What I noticed was that when I got down to 3 tables from the original 7, the Optimizer would now choose to use the new index (doing an Index Fast Full Scan, at a lower cost of 4,000). But when I added back in a fourth table, it went back to doing a Full Table Scan at a cost of 28,000.

I did a 10053 trace on the execution of each query (3 table and 4 table queries) and noted that in the SINGLE TABLE ACCESS PATH section of the 3 table query it was costing an Index Fast Full Scan (IndexFFS), whereas in the 4 table query it was not costing this access path, and only had the Full Table Scan costed.

At this point while I could see what was going on (in one case the Optimizer knows about the Index Fast Full Scan as an option, but in the other case it doesn't) I could not explain why it was happening, nor what to do about it. So I turned to the Oracle Forums and raised a question about Why Optimizer ignoring Index Fast Full Scan? While waiting for replies I also continued to tinker with the queries in the hope of gaining some extra understanding of what was going on.

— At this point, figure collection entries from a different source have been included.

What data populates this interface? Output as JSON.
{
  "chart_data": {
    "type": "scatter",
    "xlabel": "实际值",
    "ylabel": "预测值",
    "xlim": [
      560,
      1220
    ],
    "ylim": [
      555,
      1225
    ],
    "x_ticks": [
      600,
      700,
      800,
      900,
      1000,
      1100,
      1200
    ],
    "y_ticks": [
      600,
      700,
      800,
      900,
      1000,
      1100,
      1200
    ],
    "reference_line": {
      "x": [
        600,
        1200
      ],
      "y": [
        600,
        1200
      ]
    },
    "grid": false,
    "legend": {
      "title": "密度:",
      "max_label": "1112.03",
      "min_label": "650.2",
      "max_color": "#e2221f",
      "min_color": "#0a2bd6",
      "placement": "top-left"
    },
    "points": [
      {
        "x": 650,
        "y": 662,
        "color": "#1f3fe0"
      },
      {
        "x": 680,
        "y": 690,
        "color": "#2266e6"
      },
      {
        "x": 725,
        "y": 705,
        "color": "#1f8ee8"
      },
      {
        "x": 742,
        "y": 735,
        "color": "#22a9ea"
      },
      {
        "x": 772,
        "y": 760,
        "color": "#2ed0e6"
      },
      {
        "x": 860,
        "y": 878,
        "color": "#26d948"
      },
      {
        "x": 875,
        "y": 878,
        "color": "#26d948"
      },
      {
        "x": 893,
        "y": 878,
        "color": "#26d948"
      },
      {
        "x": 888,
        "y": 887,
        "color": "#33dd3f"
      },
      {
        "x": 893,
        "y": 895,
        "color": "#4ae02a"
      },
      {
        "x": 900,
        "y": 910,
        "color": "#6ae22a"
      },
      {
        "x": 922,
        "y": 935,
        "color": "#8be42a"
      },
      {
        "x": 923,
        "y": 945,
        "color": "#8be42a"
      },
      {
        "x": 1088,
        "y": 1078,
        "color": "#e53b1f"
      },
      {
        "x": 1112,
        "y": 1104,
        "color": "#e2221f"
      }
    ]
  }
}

The cause of the problem was identified by Dom Brooks as being the fact that Oracle internally rewrites ANSI syntax OUTER JOIN's to its own native syntax (using "(+)") before then optimizing and executing the query, and that this can result in some complex SQL that cannot be optimised as you might otherwise expect. Also see his earlier reply which gives more background information and links to other explanations about this.

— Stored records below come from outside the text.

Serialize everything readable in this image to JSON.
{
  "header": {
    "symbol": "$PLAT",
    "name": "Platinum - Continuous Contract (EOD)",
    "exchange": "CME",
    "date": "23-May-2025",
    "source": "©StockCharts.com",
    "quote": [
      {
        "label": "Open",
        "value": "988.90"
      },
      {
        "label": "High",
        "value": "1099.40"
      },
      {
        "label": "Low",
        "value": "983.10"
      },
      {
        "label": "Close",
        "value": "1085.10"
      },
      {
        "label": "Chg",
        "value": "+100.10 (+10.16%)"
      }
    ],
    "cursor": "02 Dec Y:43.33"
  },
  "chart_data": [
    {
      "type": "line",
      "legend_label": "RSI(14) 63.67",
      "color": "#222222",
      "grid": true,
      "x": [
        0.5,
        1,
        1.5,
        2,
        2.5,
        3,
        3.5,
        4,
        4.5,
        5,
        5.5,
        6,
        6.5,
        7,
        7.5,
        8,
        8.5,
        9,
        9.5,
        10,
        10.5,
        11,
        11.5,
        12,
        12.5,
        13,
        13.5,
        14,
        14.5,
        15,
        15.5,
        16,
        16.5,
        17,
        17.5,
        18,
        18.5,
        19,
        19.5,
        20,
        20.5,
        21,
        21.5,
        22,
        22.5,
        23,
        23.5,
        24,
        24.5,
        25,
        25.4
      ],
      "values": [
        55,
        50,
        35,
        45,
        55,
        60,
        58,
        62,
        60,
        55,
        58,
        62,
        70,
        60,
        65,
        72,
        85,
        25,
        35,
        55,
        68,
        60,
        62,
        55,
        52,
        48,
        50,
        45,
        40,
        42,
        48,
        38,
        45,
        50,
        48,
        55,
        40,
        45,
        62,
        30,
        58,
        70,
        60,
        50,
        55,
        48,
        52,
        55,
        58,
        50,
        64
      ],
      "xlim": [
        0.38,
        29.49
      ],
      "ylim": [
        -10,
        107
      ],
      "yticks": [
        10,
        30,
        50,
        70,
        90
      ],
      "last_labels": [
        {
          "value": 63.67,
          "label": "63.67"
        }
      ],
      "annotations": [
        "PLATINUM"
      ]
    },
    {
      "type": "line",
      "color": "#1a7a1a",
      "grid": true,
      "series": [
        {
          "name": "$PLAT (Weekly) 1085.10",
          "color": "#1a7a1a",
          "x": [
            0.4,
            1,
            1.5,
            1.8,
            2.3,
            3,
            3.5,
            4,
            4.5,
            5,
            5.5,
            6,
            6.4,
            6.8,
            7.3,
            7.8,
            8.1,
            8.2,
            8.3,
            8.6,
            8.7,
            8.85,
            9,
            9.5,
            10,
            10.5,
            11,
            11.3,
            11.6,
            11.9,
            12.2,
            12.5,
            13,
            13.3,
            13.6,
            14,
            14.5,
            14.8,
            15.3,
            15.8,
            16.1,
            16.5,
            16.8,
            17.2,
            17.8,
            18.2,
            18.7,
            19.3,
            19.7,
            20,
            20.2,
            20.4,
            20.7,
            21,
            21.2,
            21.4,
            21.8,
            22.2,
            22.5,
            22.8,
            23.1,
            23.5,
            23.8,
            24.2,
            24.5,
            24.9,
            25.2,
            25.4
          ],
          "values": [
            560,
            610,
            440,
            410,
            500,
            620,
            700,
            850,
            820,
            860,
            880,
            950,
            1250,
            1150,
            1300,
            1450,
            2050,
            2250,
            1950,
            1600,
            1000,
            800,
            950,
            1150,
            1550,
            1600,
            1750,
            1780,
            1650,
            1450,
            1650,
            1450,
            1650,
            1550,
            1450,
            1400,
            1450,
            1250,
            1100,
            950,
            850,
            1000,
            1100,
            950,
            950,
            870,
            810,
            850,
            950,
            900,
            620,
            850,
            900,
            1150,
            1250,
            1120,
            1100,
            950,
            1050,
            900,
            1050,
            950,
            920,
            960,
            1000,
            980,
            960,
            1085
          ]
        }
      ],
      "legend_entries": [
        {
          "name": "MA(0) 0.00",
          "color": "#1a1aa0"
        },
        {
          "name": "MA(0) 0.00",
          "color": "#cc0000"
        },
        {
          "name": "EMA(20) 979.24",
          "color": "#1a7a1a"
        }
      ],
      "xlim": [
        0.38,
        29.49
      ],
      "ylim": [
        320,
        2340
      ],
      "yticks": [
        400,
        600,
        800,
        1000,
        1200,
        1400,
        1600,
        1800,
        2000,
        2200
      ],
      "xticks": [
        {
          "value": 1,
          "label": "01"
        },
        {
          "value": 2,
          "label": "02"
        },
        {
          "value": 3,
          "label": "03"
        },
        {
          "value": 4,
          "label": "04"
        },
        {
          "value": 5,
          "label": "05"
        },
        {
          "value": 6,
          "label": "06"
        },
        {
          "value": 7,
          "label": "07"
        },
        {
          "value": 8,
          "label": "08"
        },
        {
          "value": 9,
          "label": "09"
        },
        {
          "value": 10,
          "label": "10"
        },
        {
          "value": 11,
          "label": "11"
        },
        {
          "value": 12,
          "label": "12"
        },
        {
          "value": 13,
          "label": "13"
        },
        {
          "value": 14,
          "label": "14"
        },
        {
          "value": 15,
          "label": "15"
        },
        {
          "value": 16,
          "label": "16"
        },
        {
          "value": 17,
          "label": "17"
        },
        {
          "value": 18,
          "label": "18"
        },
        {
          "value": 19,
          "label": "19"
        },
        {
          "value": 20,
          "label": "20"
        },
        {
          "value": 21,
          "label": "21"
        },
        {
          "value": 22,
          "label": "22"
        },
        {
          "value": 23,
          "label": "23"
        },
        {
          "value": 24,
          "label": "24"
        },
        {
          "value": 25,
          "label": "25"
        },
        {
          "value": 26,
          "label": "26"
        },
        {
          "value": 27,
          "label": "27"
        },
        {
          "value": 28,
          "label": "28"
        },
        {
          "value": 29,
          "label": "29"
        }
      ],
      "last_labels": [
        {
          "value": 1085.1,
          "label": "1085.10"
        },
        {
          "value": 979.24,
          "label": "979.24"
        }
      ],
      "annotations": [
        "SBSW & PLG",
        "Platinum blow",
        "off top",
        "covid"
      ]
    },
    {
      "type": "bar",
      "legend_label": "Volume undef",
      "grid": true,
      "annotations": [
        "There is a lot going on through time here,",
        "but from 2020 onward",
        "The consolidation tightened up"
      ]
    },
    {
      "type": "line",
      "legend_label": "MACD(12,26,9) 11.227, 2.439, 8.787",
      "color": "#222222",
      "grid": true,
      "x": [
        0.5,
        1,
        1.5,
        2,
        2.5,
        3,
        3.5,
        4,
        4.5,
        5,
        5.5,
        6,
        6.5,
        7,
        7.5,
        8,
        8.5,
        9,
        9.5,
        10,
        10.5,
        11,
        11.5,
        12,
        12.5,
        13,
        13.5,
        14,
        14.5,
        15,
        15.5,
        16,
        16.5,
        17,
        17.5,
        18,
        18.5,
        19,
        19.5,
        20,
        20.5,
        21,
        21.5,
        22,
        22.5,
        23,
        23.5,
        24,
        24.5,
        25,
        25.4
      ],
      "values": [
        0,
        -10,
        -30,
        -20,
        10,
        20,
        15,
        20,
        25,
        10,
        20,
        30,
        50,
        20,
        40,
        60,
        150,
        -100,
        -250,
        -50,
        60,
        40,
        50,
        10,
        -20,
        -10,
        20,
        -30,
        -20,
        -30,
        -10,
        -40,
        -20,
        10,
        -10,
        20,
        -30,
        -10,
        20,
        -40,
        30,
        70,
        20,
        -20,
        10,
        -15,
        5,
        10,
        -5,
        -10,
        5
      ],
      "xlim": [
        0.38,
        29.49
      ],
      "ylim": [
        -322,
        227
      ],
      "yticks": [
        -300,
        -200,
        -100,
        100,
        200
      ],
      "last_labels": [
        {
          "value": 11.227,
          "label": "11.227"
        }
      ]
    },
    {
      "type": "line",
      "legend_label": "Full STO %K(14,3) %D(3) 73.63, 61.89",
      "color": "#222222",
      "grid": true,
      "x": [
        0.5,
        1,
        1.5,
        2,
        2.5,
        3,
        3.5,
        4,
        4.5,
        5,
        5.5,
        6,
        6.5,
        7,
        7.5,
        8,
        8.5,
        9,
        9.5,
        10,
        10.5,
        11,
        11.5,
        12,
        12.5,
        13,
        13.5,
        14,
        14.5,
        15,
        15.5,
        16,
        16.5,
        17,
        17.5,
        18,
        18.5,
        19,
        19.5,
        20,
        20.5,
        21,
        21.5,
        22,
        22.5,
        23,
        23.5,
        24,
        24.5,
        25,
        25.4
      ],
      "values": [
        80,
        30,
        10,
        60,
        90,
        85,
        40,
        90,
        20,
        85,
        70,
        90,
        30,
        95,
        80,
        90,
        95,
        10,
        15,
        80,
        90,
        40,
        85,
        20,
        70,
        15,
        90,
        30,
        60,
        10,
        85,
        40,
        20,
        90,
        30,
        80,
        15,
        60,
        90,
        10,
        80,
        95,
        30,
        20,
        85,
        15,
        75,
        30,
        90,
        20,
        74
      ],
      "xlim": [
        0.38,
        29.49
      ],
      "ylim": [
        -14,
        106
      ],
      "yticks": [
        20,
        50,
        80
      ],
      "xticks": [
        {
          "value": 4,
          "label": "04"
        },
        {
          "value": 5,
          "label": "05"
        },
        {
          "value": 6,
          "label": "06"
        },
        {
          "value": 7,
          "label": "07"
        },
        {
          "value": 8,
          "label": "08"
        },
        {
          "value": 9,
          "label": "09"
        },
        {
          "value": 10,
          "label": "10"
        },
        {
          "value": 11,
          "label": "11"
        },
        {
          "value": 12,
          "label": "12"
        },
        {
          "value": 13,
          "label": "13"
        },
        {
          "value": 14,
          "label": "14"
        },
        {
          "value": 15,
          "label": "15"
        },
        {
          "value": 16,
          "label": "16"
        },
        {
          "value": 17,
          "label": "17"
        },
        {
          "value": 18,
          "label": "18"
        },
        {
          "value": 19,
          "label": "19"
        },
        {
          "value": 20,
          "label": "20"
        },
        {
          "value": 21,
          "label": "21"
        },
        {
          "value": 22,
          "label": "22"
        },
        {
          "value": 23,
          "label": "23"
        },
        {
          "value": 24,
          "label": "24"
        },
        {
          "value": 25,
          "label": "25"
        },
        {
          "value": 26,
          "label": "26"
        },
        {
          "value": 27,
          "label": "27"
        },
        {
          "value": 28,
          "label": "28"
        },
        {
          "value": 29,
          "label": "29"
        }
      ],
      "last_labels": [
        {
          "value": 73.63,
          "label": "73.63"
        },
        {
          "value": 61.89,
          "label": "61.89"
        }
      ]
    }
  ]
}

When it rewrites the ANSI syntax JOIN's to Oracle native syntax, it wraps each join up in its own in-line view, to ensure that it is equivalent to the ANSI meaning. It then tries to merge these inline views back into the main query. For a single outer join, and other simple cases, this view merging happens smoothly. But in other cases it does not, and the Optimizer is left with some complex SQL with the joins being performed within the inline views. And this restricts the options available to it when building the final execution plan.

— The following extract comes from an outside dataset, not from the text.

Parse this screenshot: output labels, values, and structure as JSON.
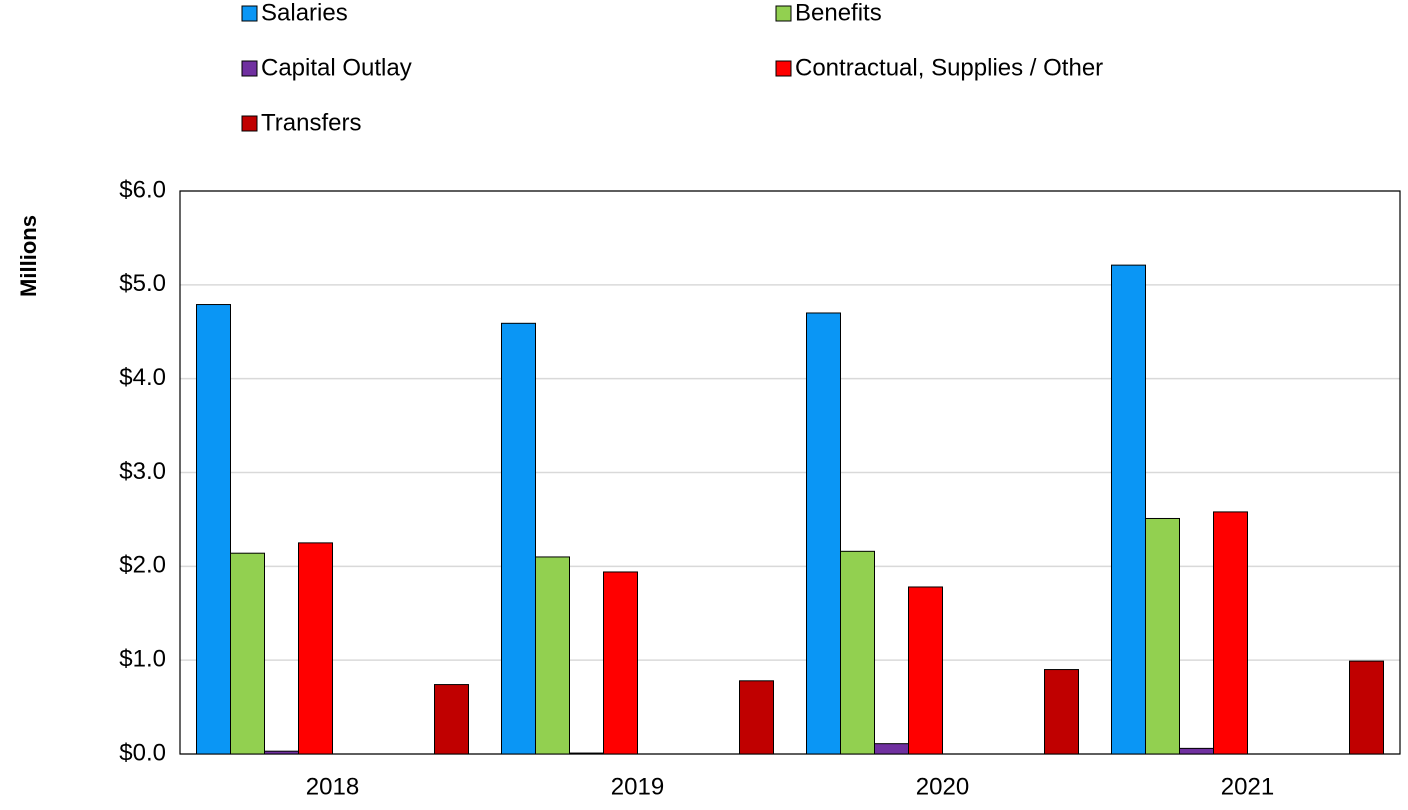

There is more information on this at the Oracle Optimizer Blog - Outer Joins in Oracle
"In Oracle, ANSI left and right outerjoins are internally expressed in terms of left outerjoined lateral views. In many cases, a left outerjoined lateral view can be merged and the ANSI left (or right) outerjoin can be expressed entirely in terms of Oracle native left outerjoin operator. (A lateral view is an inline view that contains correlation referring to other tables that precede it in the FROM clause.)"
So for a simple single outer join such as the following:
SELECT T1.d, T2.c
FROM T1 LEFT OUTER JOIN T2 ON (T1.x = T2.x);
it first becomes this on initial conversion to a lateral inline view:
SELECT T1.d, LV.c
FROM T1,  LATERAL (SELECT T2.C FROM T2 WHERE T1.x = T2.x)(+) LV;
which then becomes this when the view is merged:
SELECT T1.d, T2.c
FROM T1, T2
WHERE T1.x = T2.x (+) ;
However, if the joins are more complex, or there are other issues e.g. NULL values allowed within indexed columns, then it may not be possible to collapse the lateral views back into a single level query. In which case the options then open to the Optimizer are less than they would be otherwise, as it must treat the unmerged views on their own.

So if you have a query involving OUTER JOIN's that is not getting as good an execution plan as you think it could get, it may be due to you having used ANSI join syntax. And when Oracle rewrites this to its native syntax it is not able to merge back together the inline views for one reason or another. In my case it seems to have been due to the fact that almost all columns allowed NULL values to be stored in them (except the primary key columns), and NULL values are not stored within indexes on disk. As a result, Oracle was not able to utilise this extra index when more tables were added to the query that were also outer joined.